I don't think this is true – or, more specifically, I think there are a lot of people who will start to worry about AI xrisk if things like automated ML R&D pick up. Most people who dismiss AI xrisk I don't think do so because they think intelligence is inherently good, but instead because AI xrisk just seems too "scifi." But if AI is automating ML R&D, then the idea of things getting out of hand won't feel as scifi. In principle, people should be able to separate the question of "will AI soon be able to automate ML R&D" from the question of "if AI could automate ML R&D, would it pose an xrisk", but I think most low-decouplers struggle to make this separation. For the kind of reaction that a "normal" person will have to automated ML R&D, I think this reaction from a CBS host interviewing Hinton is informative.

(I agree with your general point that it's better to focus on worrying capabilities, and also I agree with some of your other points, such as how demos might be more useful than evals.)

I give Eliezer a lot of credit for making roughly this criticism of Ajeya's bio-anchors report. I think his critique has basically been proven right by how much people have updated away from 30-year timelines since then.

I don't think this is quite right.

Two major objections to the bio-anchors 30-year-median conclusion might be:

The whole thing is laundering vibes into credible-sounding headline numbers.
Even if we stipulate that the methodology is sound, it measures an upper bound, not a median.

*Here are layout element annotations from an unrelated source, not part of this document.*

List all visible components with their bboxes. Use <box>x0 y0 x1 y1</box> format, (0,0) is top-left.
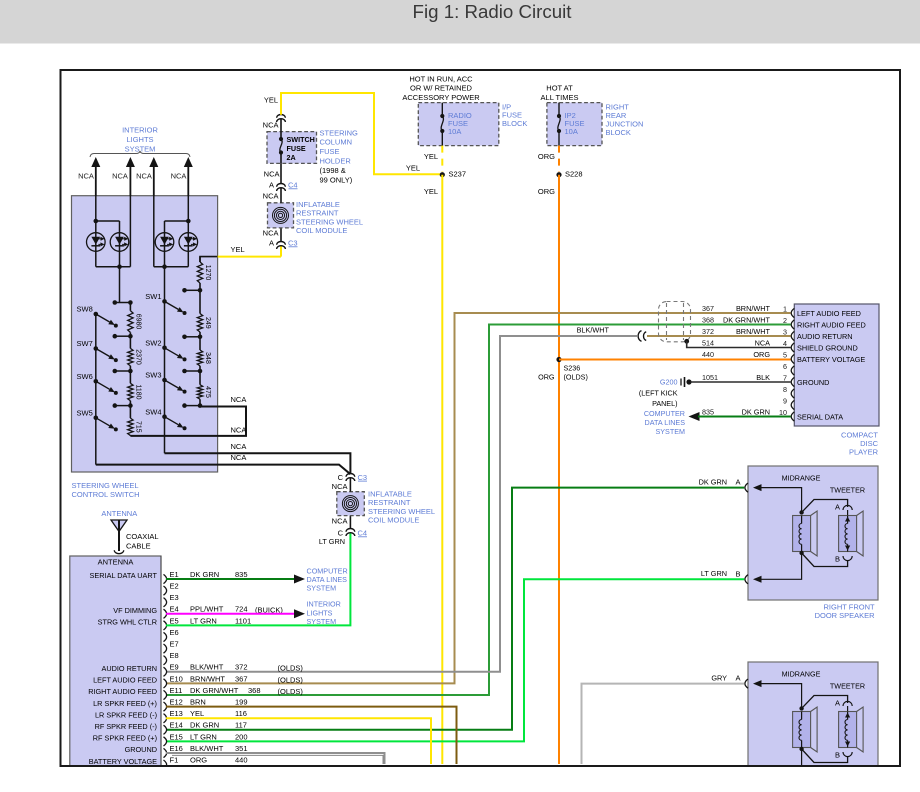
svg-text:COLUMN: COLUMN <box>320 138 353 147</box>
wire lower speaker tweeter top link <box>802 696 848 709</box>
page header bar <box>0 0 920 44</box>
svg-text:LT GRN: LT GRN <box>319 537 345 546</box>
switch SW1 <box>145 292 186 315</box>
svg-text:A: A <box>269 180 274 189</box>
shield twist symbol on 372 wire <box>638 331 641 342</box>
svg-text:NCA: NCA <box>332 517 348 526</box>
svg-text:E2: E2 <box>170 582 179 591</box>
connector arc tweeter B lower speaker <box>835 751 852 760</box>
wire BLK/WHT 351 E16 down <box>166 753 385 764</box>
label 440 ORG pin5 <box>702 350 770 359</box>
wire LED group left bottom rail <box>96 196 131 303</box>
svg-text:10A: 10A <box>448 127 461 136</box>
switch SW2 <box>145 339 186 362</box>
pin chevron B right front door speaker <box>735 570 748 584</box>
fuse IP2 FUSE 10A <box>557 103 561 146</box>
label STEERING WHEEL CONTROL SWITCH <box>72 481 140 499</box>
wire NCA arrow 2 to interior lights <box>126 157 135 196</box>
svg-text:NCA: NCA <box>263 121 279 130</box>
wire lower speaker midrange bottom to pin B <box>753 747 804 779</box>
svg-text:E10: E10 <box>170 674 183 683</box>
svg-text:NCA: NCA <box>263 192 279 201</box>
switch SW7 <box>77 339 118 362</box>
svg-text:YEL: YEL <box>190 709 204 718</box>
svg-text:475: 475 <box>204 386 211 398</box>
svg-text:SW6: SW6 <box>77 372 93 381</box>
svg-text:1101: 1101 <box>235 616 251 625</box>
svg-text:LEFT AUDIO FEED: LEFT AUDIO FEED <box>93 676 157 685</box>
wire BLK/WHT 372 E9 to shield splice <box>166 336 637 672</box>
svg-text:BLK/WHT: BLK/WHT <box>190 744 224 753</box>
wire GRY lower speaker A down <box>582 684 745 764</box>
svg-text:E12: E12 <box>170 698 183 707</box>
svg-text:LT GRN: LT GRN <box>190 616 217 625</box>
right rear junction block box <box>547 103 602 146</box>
svg-text:1180: 1180 <box>134 384 141 399</box>
svg-text:A: A <box>735 673 740 682</box>
svg-text:LEFT AUDIO FEED: LEFT AUDIO FEED <box>797 309 861 318</box>
wire right front door speaker tweeter bottom link <box>802 553 848 567</box>
midrange speaker lower speaker <box>793 712 811 748</box>
svg-text:E5: E5 <box>170 616 179 625</box>
label RIGHT REAR JUNCTION BLOCK <box>606 103 644 137</box>
label RADIO FUSE 10A <box>448 111 472 136</box>
svg-text:LR SPKR FEED (-): LR SPKR FEED (-) <box>95 710 157 719</box>
wire BRN/WHT 367 E10 to CD player pin 1 <box>166 313 791 683</box>
svg-text:LR SPKR FEED (+): LR SPKR FEED (+) <box>93 699 157 708</box>
antenna symbol <box>111 520 127 554</box>
connector arc tweeter B right front door speaker <box>835 555 852 564</box>
wire lower coil module lower lead <box>349 516 351 529</box>
svg-text:C3: C3 <box>288 238 298 247</box>
svg-text:835: 835 <box>702 407 714 416</box>
connector pin id and wire labels <box>170 570 304 765</box>
connector C3 lower <box>338 473 368 482</box>
svg-text:SHIELD GROUND: SHIELD GROUND <box>797 344 858 353</box>
label HOT AT ALL TIMES <box>541 84 579 102</box>
svg-text:FUSE: FUSE <box>287 144 306 153</box>
svg-text:372: 372 <box>235 663 248 672</box>
inflatable restraint steering wheel coil module (lower) <box>337 492 365 516</box>
svg-text:ORG: ORG <box>538 187 555 196</box>
connector top of steering column chain <box>277 115 286 118</box>
svg-text:835: 835 <box>235 570 248 579</box>
svg-text:SWITCH: SWITCH <box>287 135 315 144</box>
wire BRN 199 E12 down <box>166 707 457 764</box>
label LEFT KICK PANEL <box>639 388 678 408</box>
svg-text:SW2: SW2 <box>145 339 161 348</box>
svg-text:249: 249 <box>204 317 211 329</box>
wire switch bus SW5-SW8 <box>95 314 97 465</box>
svg-text:7: 7 <box>783 373 787 382</box>
svg-text:CONTROL SWITCH: CONTROL SWITCH <box>72 490 140 499</box>
switch SW8 <box>77 305 118 328</box>
label IP2 FUSE 10A <box>565 111 585 136</box>
svg-text:E8: E8 <box>170 651 179 660</box>
right front door speaker block <box>748 466 878 600</box>
svg-text:368: 368 <box>702 315 714 324</box>
label I/P FUSE BLOCK <box>502 103 527 128</box>
svg-text:372: 372 <box>702 327 714 336</box>
svg-text:E15: E15 <box>170 732 183 741</box>
wire NCA top connector <box>280 119 282 132</box>
brace over NCA arrows <box>90 151 190 157</box>
label SWITCH FUSE 2A <box>287 135 315 162</box>
svg-text:(OLDS): (OLDS) <box>278 675 304 684</box>
right chain tap stubs <box>182 288 202 408</box>
svg-text:NCA: NCA <box>231 442 247 451</box>
svg-text:NCA: NCA <box>171 172 187 181</box>
wire LED group right top junction <box>165 196 191 267</box>
label 835 DK GRN pin10 <box>702 407 770 416</box>
svg-text:RF SPKR FEED (+): RF SPKR FEED (+) <box>93 734 157 743</box>
svg-text:(OLDS): (OLDS) <box>278 687 304 696</box>
connector C4 upper <box>269 180 298 191</box>
wire NCA 514 shield to CD player pin 4 <box>684 339 790 348</box>
svg-text:GROUND: GROUND <box>797 378 829 387</box>
svg-text:RIGHT AUDIO FEED: RIGHT AUDIO FEED <box>797 321 866 330</box>
svg-text:B: B <box>835 751 840 760</box>
svg-text:351: 351 <box>235 744 248 753</box>
switch SW6 <box>77 372 118 395</box>
wire YEL from chain top to S237 <box>281 93 442 174</box>
svg-text:368: 368 <box>248 686 261 695</box>
svg-text:PPL/WHT: PPL/WHT <box>190 605 224 614</box>
svg-text:STEERING: STEERING <box>320 128 359 137</box>
svg-text:117: 117 <box>235 721 247 730</box>
svg-text:BRN: BRN <box>190 698 206 707</box>
svg-text:367: 367 <box>702 304 714 313</box>
svg-text:ORG: ORG <box>190 756 207 765</box>
wire BRN/WHT 372 shield to CD player pin 3 <box>647 335 791 337</box>
svg-text:BRN/WHT: BRN/WHT <box>736 327 771 336</box>
svg-text:YEL: YEL <box>264 96 278 105</box>
svg-text:10A: 10A <box>565 127 578 136</box>
svg-text:YEL: YEL <box>406 164 420 173</box>
svg-text:BATTERY VOLTAGE: BATTERY VOLTAGE <box>89 757 157 766</box>
svg-text:2370: 2370 <box>134 349 141 365</box>
svg-text:AUDIO RETURN: AUDIO RETURN <box>797 332 853 341</box>
wire LED group left top junction <box>94 196 120 267</box>
resistor 6980 <box>128 311 142 333</box>
svg-text:BLK: BLK <box>756 373 770 382</box>
svg-text:YEL: YEL <box>231 245 245 254</box>
svg-text:DK GRN: DK GRN <box>190 721 219 730</box>
pin chevron A right front door speaker <box>735 477 748 492</box>
svg-text:C4: C4 <box>288 180 298 189</box>
wire ORG fuse to S228 dashed <box>558 146 560 172</box>
resistor 2370 <box>128 348 142 365</box>
svg-text:440: 440 <box>235 756 248 765</box>
svg-text:HOLDER: HOLDER <box>320 157 352 166</box>
svg-text:YEL: YEL <box>424 152 438 161</box>
svg-text:4: 4 <box>783 339 787 348</box>
svg-text:FUSE: FUSE <box>320 147 340 156</box>
svg-text:F1: F1 <box>170 756 179 765</box>
svg-text:E16: E16 <box>170 744 183 753</box>
svg-text:DK GRN: DK GRN <box>742 407 770 416</box>
wire NCA loop from right chain bottom to left chain bottom <box>130 407 246 436</box>
svg-text:NCA: NCA <box>263 229 279 238</box>
svg-text:SW3: SW3 <box>145 371 161 380</box>
svg-text:RF SPKR FEED (-): RF SPKR FEED (-) <box>95 722 157 731</box>
svg-text:440: 440 <box>702 350 714 359</box>
tweeter speaker right front door speaker <box>839 510 864 556</box>
label STEERING COLUMN FUSE HOLDER <box>320 128 359 184</box>
node S236 <box>556 357 580 373</box>
svg-text:B: B <box>835 555 840 564</box>
wire NCA arrow 4 to interior lights <box>184 157 193 196</box>
svg-text:YEL: YEL <box>424 187 438 196</box>
svg-text:99 ONLY): 99 ONLY) <box>320 176 353 185</box>
connector arc tweeter A lower speaker <box>835 699 852 708</box>
svg-text:HOT IN RUN, ACC: HOT IN RUN, ACC <box>409 75 473 84</box>
label inflatable restraint coil module (upper) <box>296 200 363 235</box>
label 367 BRN/WHT pin1 <box>702 304 771 313</box>
svg-text:DK GRN: DK GRN <box>699 477 727 486</box>
svg-text:ACCESSORY POWER: ACCESSORY POWER <box>402 93 480 102</box>
svg-text:9: 9 <box>783 396 787 405</box>
switch SW5 <box>77 409 118 432</box>
svg-text:E9: E9 <box>170 663 179 672</box>
svg-text:INTERIOR: INTERIOR <box>122 126 158 135</box>
svg-text:715: 715 <box>134 421 141 433</box>
svg-text:DK GRN: DK GRN <box>190 570 219 579</box>
svg-text:BATTERY VOLTAGE: BATTERY VOLTAGE <box>797 355 865 364</box>
svg-text:SYSTEM: SYSTEM <box>655 427 685 436</box>
svg-text:TWEETER: TWEETER <box>830 682 865 691</box>
svg-text:STEERING WHEEL: STEERING WHEEL <box>72 481 139 490</box>
wire PPL/WHT 724 E4 to interior lights <box>166 609 305 618</box>
label INTERIOR LIGHTS SYSTEM right <box>307 600 341 626</box>
radio connector block (antenna) <box>70 556 161 766</box>
connector arc tweeter A right front door speaker <box>835 503 852 512</box>
wire lower coil module upper lead <box>349 478 351 492</box>
svg-text:SERIAL DATA UART: SERIAL DATA UART <box>90 571 158 580</box>
connector C3 upper <box>269 238 298 249</box>
svg-text:C3: C3 <box>358 473 368 482</box>
wire NCA arrow 1 to interior lights <box>91 157 100 196</box>
svg-text:367: 367 <box>235 674 248 683</box>
wire ORG S228 down <box>558 175 560 764</box>
LED D1 <box>87 233 106 252</box>
svg-text:DOOR SPEAKER: DOOR SPEAKER <box>815 611 876 620</box>
wire LED group right bottom rail <box>154 196 189 269</box>
svg-text:C: C <box>338 473 344 482</box>
svg-text:S236: S236 <box>564 363 581 372</box>
svg-text:PLAYER: PLAYER <box>849 447 879 456</box>
svg-text:(1998 &: (1998 & <box>320 166 346 175</box>
svg-text:BRN/WHT: BRN/WHT <box>736 304 771 313</box>
wire LT GRN 1101 E5 to C4 lower <box>166 533 350 626</box>
compact disc player pin labels <box>797 309 866 422</box>
label RIGHT FRONT DOOR SPEAKER <box>815 603 876 621</box>
svg-text:Fig 1: Radio Circuit: Fig 1: Radio Circuit <box>413 1 573 22</box>
svg-text:BRN/WHT: BRN/WHT <box>190 674 225 683</box>
wire DK GRN 117 E14 to right front door speaker A <box>166 488 744 730</box>
svg-text:(LEFT KICK: (LEFT KICK <box>639 388 678 397</box>
svg-text:MIDRANGE: MIDRANGE <box>782 670 821 679</box>
svg-text:DATA LINES: DATA LINES <box>645 418 686 427</box>
svg-text:LT GRN: LT GRN <box>701 569 727 578</box>
svg-text:6: 6 <box>783 362 787 371</box>
svg-text:E14: E14 <box>170 721 183 730</box>
compact disc player block <box>794 304 879 426</box>
wire ORG 440 S236 to CD player pin 5 <box>559 359 791 361</box>
svg-text:ALL TIMES: ALL TIMES <box>541 93 579 102</box>
svg-text:SW1: SW1 <box>145 292 161 301</box>
svg-text:E3: E3 <box>170 593 179 602</box>
wire switch bus SW1-SW4 <box>164 267 166 454</box>
svg-text:COAXIAL: COAXIAL <box>126 532 159 541</box>
wire DK GRN/WHT 368 E11 to CD player pin 2 <box>166 325 791 696</box>
wire right front door speaker internal pin A to midrange <box>753 484 804 515</box>
svg-text:COIL MODULE: COIL MODULE <box>296 226 347 235</box>
wire NCA to C4 upper <box>280 188 282 203</box>
svg-text:116: 116 <box>235 709 247 718</box>
wire YEL from switch block <box>200 257 281 262</box>
label INTERIOR LIGHTS SYSTEM <box>122 126 158 154</box>
svg-text:E1: E1 <box>170 570 179 579</box>
svg-text:ANTENNA: ANTENNA <box>98 558 134 567</box>
svg-text:NCA: NCA <box>231 453 247 462</box>
midrange speaker right front door speaker <box>793 516 811 552</box>
fuse RADIO FUSE 10A <box>440 103 444 146</box>
svg-text:HOT AT: HOT AT <box>546 84 573 93</box>
svg-text:199: 199 <box>235 698 248 707</box>
svg-text:BLOCK: BLOCK <box>606 128 631 137</box>
wire right resistor chain <box>199 257 201 407</box>
lower speaker block <box>748 662 878 792</box>
svg-text:DK GRN/WHT: DK GRN/WHT <box>190 686 239 695</box>
svg-text:200: 200 <box>235 732 248 741</box>
label 1051 BLK pin7 <box>702 373 770 382</box>
svg-text:COMPUTER: COMPUTER <box>644 409 685 418</box>
svg-text:MIDRANGE: MIDRANGE <box>782 474 821 483</box>
svg-text:LIGHTS: LIGHTS <box>126 135 153 144</box>
left chain tap stubs <box>113 300 133 408</box>
svg-text:CABLE: CABLE <box>126 542 151 551</box>
svg-text:BLOCK: BLOCK <box>502 119 527 128</box>
svg-text:6980: 6980 <box>134 314 141 330</box>
svg-text:(OLDS): (OLDS) <box>278 664 304 673</box>
label COMPUTER DATA LINES SYSTEM right <box>644 409 685 436</box>
svg-text:STRG WHL CTLR: STRG WHL CTLR <box>98 618 157 627</box>
wire YEL up to connector C3 upper <box>280 246 282 257</box>
svg-text:NCA: NCA <box>136 172 152 181</box>
svg-text:ANTENNA: ANTENNA <box>101 509 137 518</box>
svg-text:NCA: NCA <box>112 172 128 181</box>
label inflatable restraint coil module (lower) <box>368 490 435 525</box>
connector pin chevrons E1-F1 <box>164 574 167 769</box>
wire lower speaker internal pin A to midrange <box>753 680 804 711</box>
connector left side labels <box>88 571 157 766</box>
svg-text:C: C <box>338 529 344 538</box>
svg-text:A: A <box>835 503 840 512</box>
svg-text:S237: S237 <box>449 170 467 179</box>
pin chevron A lower speaker <box>735 673 748 688</box>
wire DK GRN 835 serial data to computer data lines <box>689 412 791 421</box>
svg-text:PANEL): PANEL) <box>652 399 677 408</box>
label 514 NCA pin4 <box>702 338 770 347</box>
svg-text:SYSTEM: SYSTEM <box>307 584 337 593</box>
compact disc player pin numbers <box>779 304 787 417</box>
svg-text:SW4: SW4 <box>145 407 161 416</box>
wire LT GRN 200 E15 to right front door speaker B <box>166 579 744 741</box>
node S228 <box>556 170 582 179</box>
svg-text:A: A <box>735 477 740 486</box>
resistor 1180 <box>128 383 142 400</box>
wire DK GRN 835 E1 to computer data lines <box>166 575 305 584</box>
svg-text:TWEETER: TWEETER <box>830 486 865 495</box>
compact disc player pin chevrons <box>791 308 794 421</box>
svg-text:A: A <box>835 699 840 708</box>
resistor 249 <box>197 314 210 333</box>
wire NCA from SW5-8 bus to C3 <box>96 465 351 475</box>
svg-text:NCA: NCA <box>231 426 247 435</box>
wire BLK 1051 G200 to CD player pin 7 <box>691 381 791 383</box>
LED D3 <box>155 233 174 252</box>
svg-text:ORG: ORG <box>538 152 555 161</box>
resistor 348 <box>197 350 210 366</box>
svg-text:5: 5 <box>783 350 787 359</box>
steering wheel control switch block <box>72 196 218 472</box>
svg-text:S228: S228 <box>565 170 583 179</box>
svg-text:724: 724 <box>235 605 248 614</box>
svg-text:514: 514 <box>702 338 714 347</box>
shield dashed outline around 367/368 <box>659 302 691 342</box>
svg-text:BLK/WHT: BLK/WHT <box>577 326 610 335</box>
node S237 <box>440 170 466 179</box>
pin chevron B lower speaker <box>735 766 748 780</box>
svg-text:SW8: SW8 <box>77 305 93 314</box>
svg-text:ORG: ORG <box>753 350 770 359</box>
svg-text:A: A <box>269 238 274 247</box>
svg-text:B: B <box>735 570 740 579</box>
resistor 475 <box>197 385 210 400</box>
resistor 715 <box>128 418 142 435</box>
wire right front door speaker midrange bottom to pin B <box>753 551 804 583</box>
svg-text:GRY: GRY <box>711 673 727 682</box>
svg-text:1051: 1051 <box>702 373 718 382</box>
wire left resistor chain <box>129 303 131 436</box>
wire NCA to switch fuse holder <box>280 163 282 183</box>
wire NCA coil module lower lead <box>280 228 282 242</box>
svg-text:NCA: NCA <box>231 395 247 404</box>
svg-text:DK GRN/WHT: DK GRN/WHT <box>723 315 771 324</box>
I/P fuse block box <box>418 103 499 146</box>
svg-text:1270: 1270 <box>204 265 211 281</box>
wire YEL S237 down <box>441 175 443 764</box>
svg-text:NCA: NCA <box>332 482 348 491</box>
svg-text:348: 348 <box>204 352 211 364</box>
svg-text:AUDIO RETURN: AUDIO RETURN <box>101 664 157 673</box>
svg-text:E6: E6 <box>170 628 179 637</box>
label COMPUTER DATA LINES SYSTEM left <box>307 566 348 592</box>
resistor 1270 <box>197 262 210 283</box>
label 368 DK GRN/WHT pin2 <box>702 315 771 324</box>
svg-text:2A: 2A <box>287 153 296 162</box>
steering column fuse holder box <box>267 132 317 164</box>
svg-text:NCA: NCA <box>755 338 771 347</box>
svg-text:ORG: ORG <box>538 373 555 382</box>
svg-text:VF DIMMING: VF DIMMING <box>113 606 157 615</box>
svg-text:BLK/WHT: BLK/WHT <box>190 663 224 672</box>
svg-text:GROUND: GROUND <box>125 745 157 754</box>
wire NCA arrow 3 to interior lights <box>149 157 158 196</box>
wire right front door speaker tweeter top link <box>802 500 848 513</box>
svg-text:NCA: NCA <box>264 169 280 178</box>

To me, (2) is the more obvious error. I basically buy (1) too, but I don't think we've gotten empirical evidence, since (2).

I guess there's a sense in which a mistake on (2) could be seen as a consequence of (1) - but it seems distinct: it's a logic error, not a free parameter. I do think it's useful to distinguish [motivated reasoning in free-parameter choice] from [motivated reasoning in error-checking].

It's not so obvious to me that the bio-anchors report was without foundation as an upper bound estimate.

I found this fairly helpful for thinking about evals (I mostly previously hadn't thought that hard about how to evaluate an eval, and this seems like a pretty reasonable framework for thinking about that at first blush).

I had previously thought "evals seem to be a thing you do if you don't have much traction on harder things", and it was an interesting point "yep, it's easier to get started on evals, but that doesn't mean it's necessarily easy to push it all the way through towards 'industrial-useful'".